On the same day the encampment ban’s initial vote, commissioners last week approved a $7 million budget for Suarez’s plan to drastically reduce the homelessness population. The allocation was part of a larger $137 million spending plan that is funded by the federal American Rescue Plan.

Jeffrey Snow, a former Booker T. Washington math teacher who lacks housing, sits underneath the I-95 expressway off Southwest 1st street and Southwest Second Avenue in Miami, Florida, on Monday, September 20, 2021.
Jeffrey Snow, a former Booker T. Washington math teacher who lacks housing, sits underneath the I-95 expressway off Southwest 1st street and Southwest Second Avenue in Miami, Florida, on Monday, September 20, 2021.

In a statement, Suarez said his office will work with police, the Homeless Trust, Camillus House, the Miami Center for Mental Health and Recovery and faith-based groups to reach people have have previously refused shelter.

“This plan provides resources for the homeless which includes specialized mobile teams for the service resistant homeless, workforce courses which will guarantee jobs, and identifies new housing options for the homeless population — whether through temporary and/or permanent housing,” Suarez said.

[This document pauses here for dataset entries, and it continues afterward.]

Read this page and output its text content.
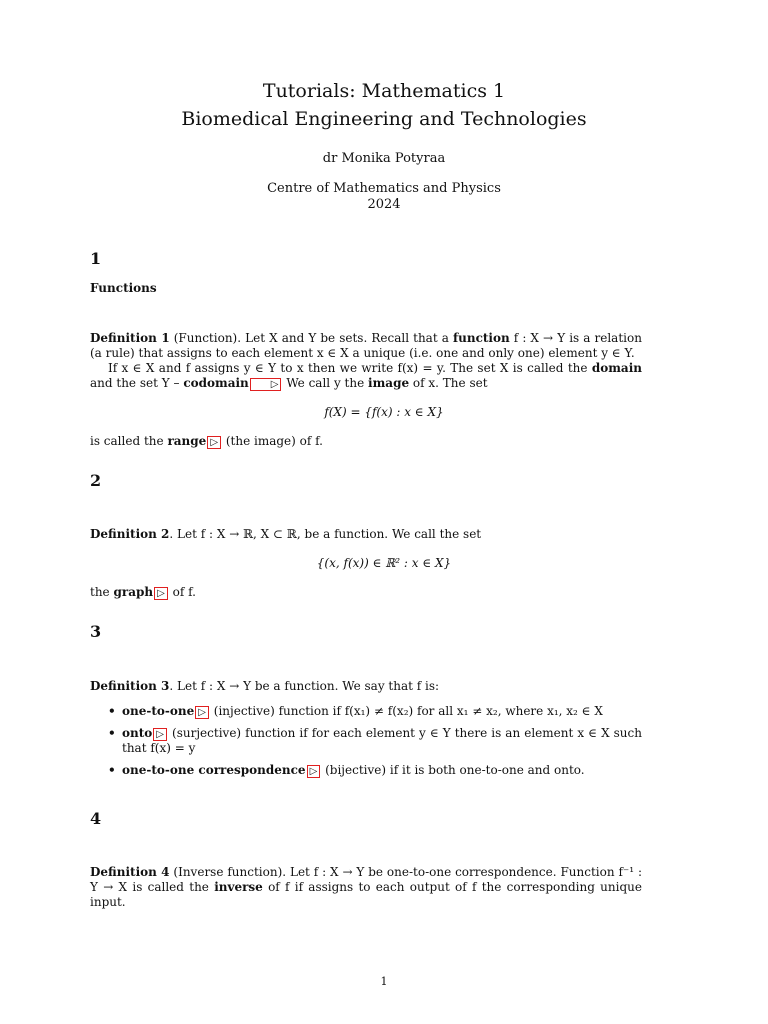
Tutorials: Mathematics 1
Biomedical Engineering and Technologies
dr Monika Potyraa
Centre of Mathematics and Physics
2024
1
Functions
Definition 1 (Function). Let X and Y be sets. Recall that a function f : X → Y is a relation (a rule) that assigns to each element x ∈ X a unique (i.e. one and only one) element y ∈ Y.
If x ∈ X and f assigns y ∈ Y to x then we write f(x) = y. The set X is called the domain and the set Y – codomain ▷ We call y the image of x. The set
f(X) = {f(x) : x ∈ X}
is called the range ▷ (the image) of f.
2
Definition 2. Let f : X → ℝ, X ⊂ ℝ, be a function. We call the set
{(x, f(x)) ∈ ℝ² : x ∈ X}
the graph ▷ of f.
3
Definition 3. Let f : X → Y be a function. We say that f is:
• one-to-one ▷ (injective) function if f(x₁) ≠ f(x₂) for all x₁ ≠ x₂, where x₁, x₂ ∈ X
• onto ▷ (surjective) function if for each element y ∈ Y there is an element x ∈ X such that f(x) = y
• one-to-one correspondence ▷ (bijective) if it is both one-to-one and onto.
4
Definition 4 (Inverse function). Let f : X → Y be one-to-one correspondence. Function f⁻¹ : Y → X is called the inverse of f if assigns to each output of f the corresponding unique input.
1
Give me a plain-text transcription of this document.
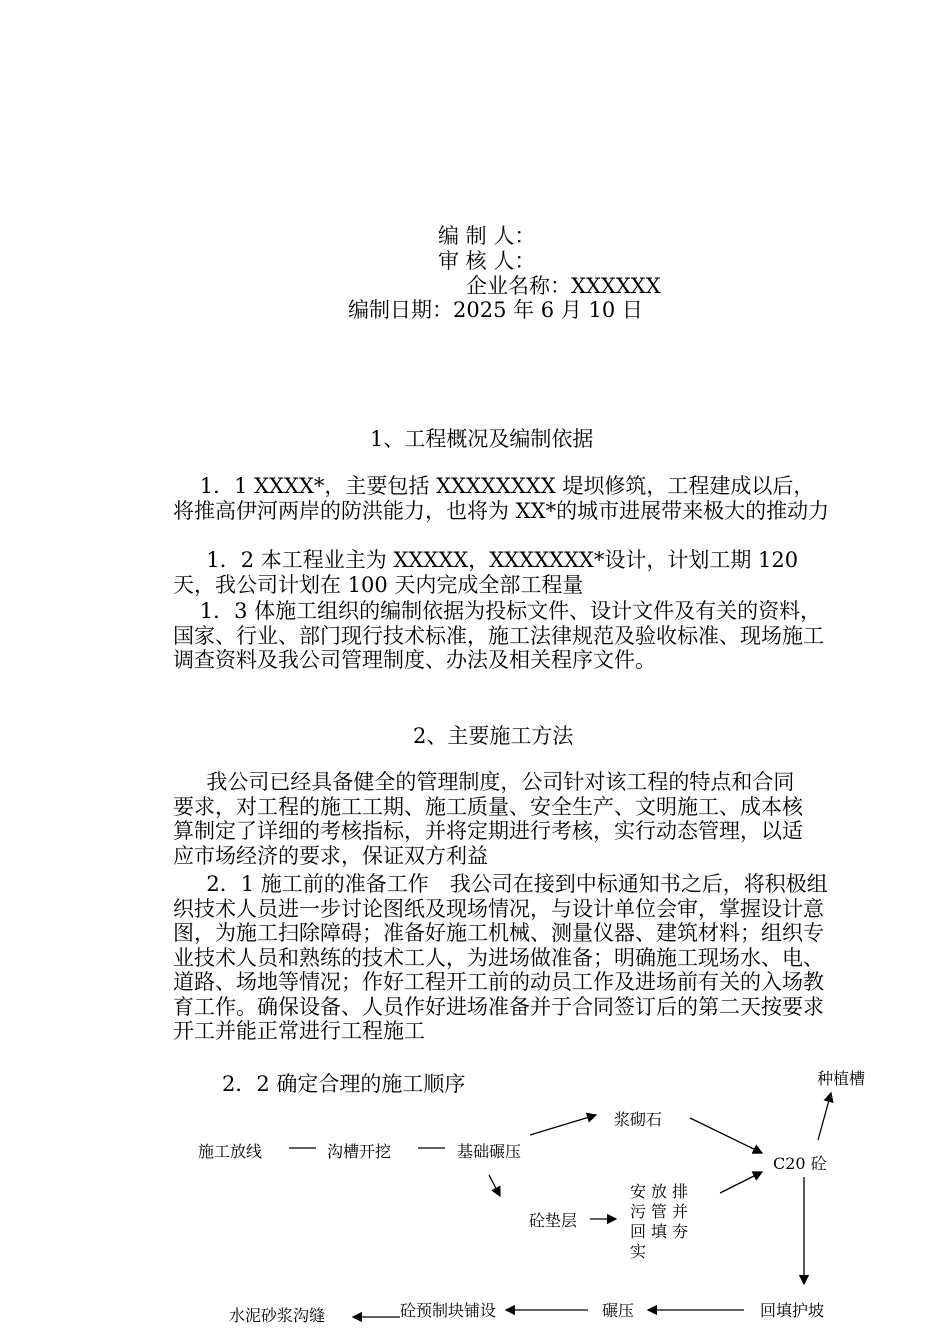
编 制 人：
审 核 人：
企业名称：XXXXXX
编制日期：2025 年 6 月 10 日
1、工程概况及编制依据
1．1 XXXX*，主要包括 XXXXXXXX 堤坝修筑，工程建成以后，将推高伊河两岸的防洪能力，也将为 XX*的城市进展带来极大的推动力
1．2 本工程业主为 XXXXX，XXXXXXX*设计，计划工期 120 天，我公司计划在 100 天内完成全部工程量
1．3 体施工组织的编制依据为投标文件、设计文件及有关的资料，国家、行业、部门现行技术标准，施工法律规范及验收标准、现场施工调查资料及我公司管理制度、办法及相关程序文件。
2、主要施工方法
我公司已经具备健全的管理制度，公司针对该工程的特点和合同要求，对工程的施工工期、施工质量、安全生产、文明施工、成本核算制定了详细的考核指标，并将定期进行考核，实行动态管理，以适应市场经济的要求，保证双方利益
2．1 施工前的准备工作　我公司在接到中标通知书之后，将积极组织技术人员进一步讨论图纸及现场情况，与设计单位会审，掌握设计意图，为施工扫除障碍；准备好施工机械、测量仪器、建筑材料；组织专业技术人员和熟练的技术工人，为进场做准备；明确施工现场水、电、道路、场地等情况；作好工程开工前的动员工作及进场前有关的入场教育工作。确保设备、人员作好进场准备并于合同签订后的第二天按要求开工并能正常进行工程施工
2．2 确定合理的施工顺序
施工放线	沟槽开挖	基础碾压
浆砌石
砼垫层
安放排污管并回填夯实
C20 砼
种植槽
回填护坡
碾压
砼预制块铺设
水泥砂浆沟缝
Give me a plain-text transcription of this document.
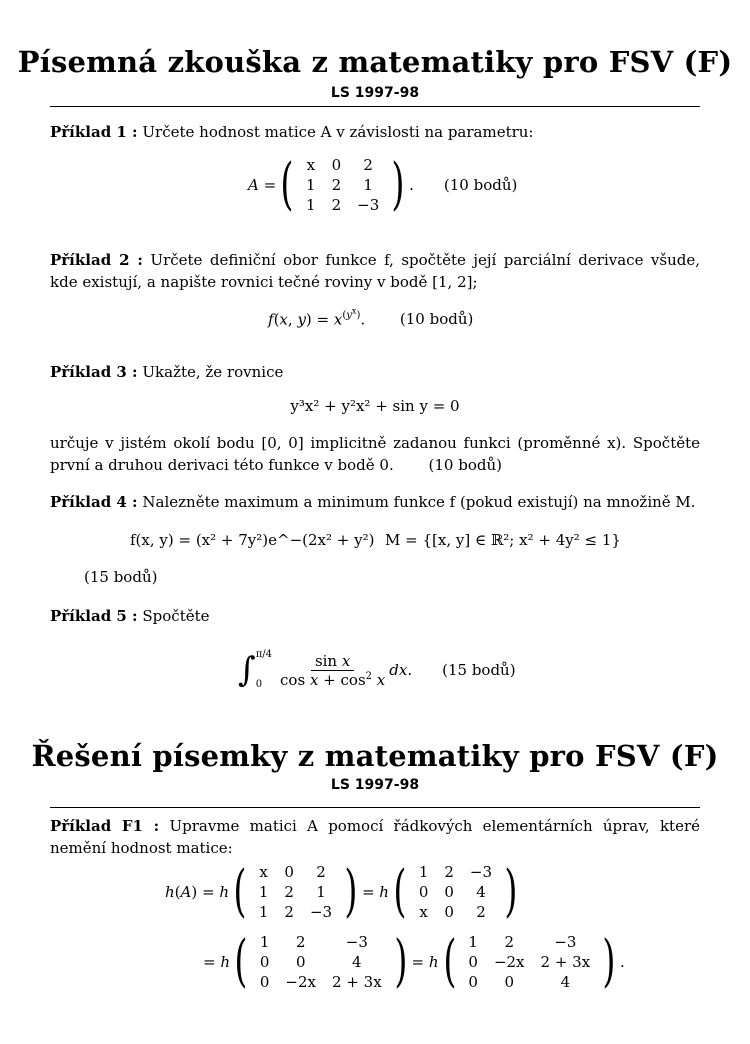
Písemná zkouška z matematiky pro FSV (F)
LS 1997-98
Příklad 1 : Určete hodnost matice A v závislosti na parametru:
A = ( x	0	2
1	2	1
1	2	−3 ) . (10 bodů)
Příklad 2 : Určete definiční obor funkce f, spočtěte její parciální derivace všude, kde existují, a napište rovnici tečné roviny v bodě [1, 2];
f(x, $y) = x^{(y^x)}$. (10 bodů)
Příklad 3 : Ukažte, že rovnice
y³x² + y²x² + sin y = 0
určuje v jistém okolí bodu [0, 0] implicitně zadanou funkci (proměnné x). Spočtěte první a druhou derivaci této funkce v bodě 0. (10 bodů)
Příklad 4 : Nalezněte maximum a minimum funkce f (pokud existují) na množině M.
f(x, y) = (x² + 7y²)e^−(2x² + y²) M = {[x, y] ∈ ℝ²; x² + 4y² ≤ 1}
(15 bodů)
Příklad 5 : Spočtěte
∫ π/4
0
sin x
$\cos x + \cos^2 x$
dx. (15 bodů)
Řešení písemky z matematiky pro FSV (F)
LS 1997-98
Příklad F1 : Upravme matici A pomocí řádkových elementárních úprav, které nemění hodnost matice:
h(A) = h ( x	0	2
1	2	1
1	2	−3 ) = h ( 1	2	−3
0	0	4
x	0	2 )
= h ( 1	2	−3
0	0	4
0	−2x	2 + 3x ) = h ( 1	2	−3
0	−2x	2 + 3x
0	0	4 ) .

In June 2020, with the consent decree no longer in place, the city put limitations on charity groups feeding people experiencing homelessness and began clearing out encampments more frequently, according to housing rights advocates.

Jeffrey Snow, 58, a retired teacher who lost his spot in public housing in Liberty City after having a stroke, lives underneath the I-95 on-ramp on SW 2nd Ave in Downtown. He’s hoping to get into an apartment through Carrfour, a nonprofit group, but says he’d prefer to get arrested and go to jail than go to a Miami shelter.

“I’d rather take my chances out here,” he said.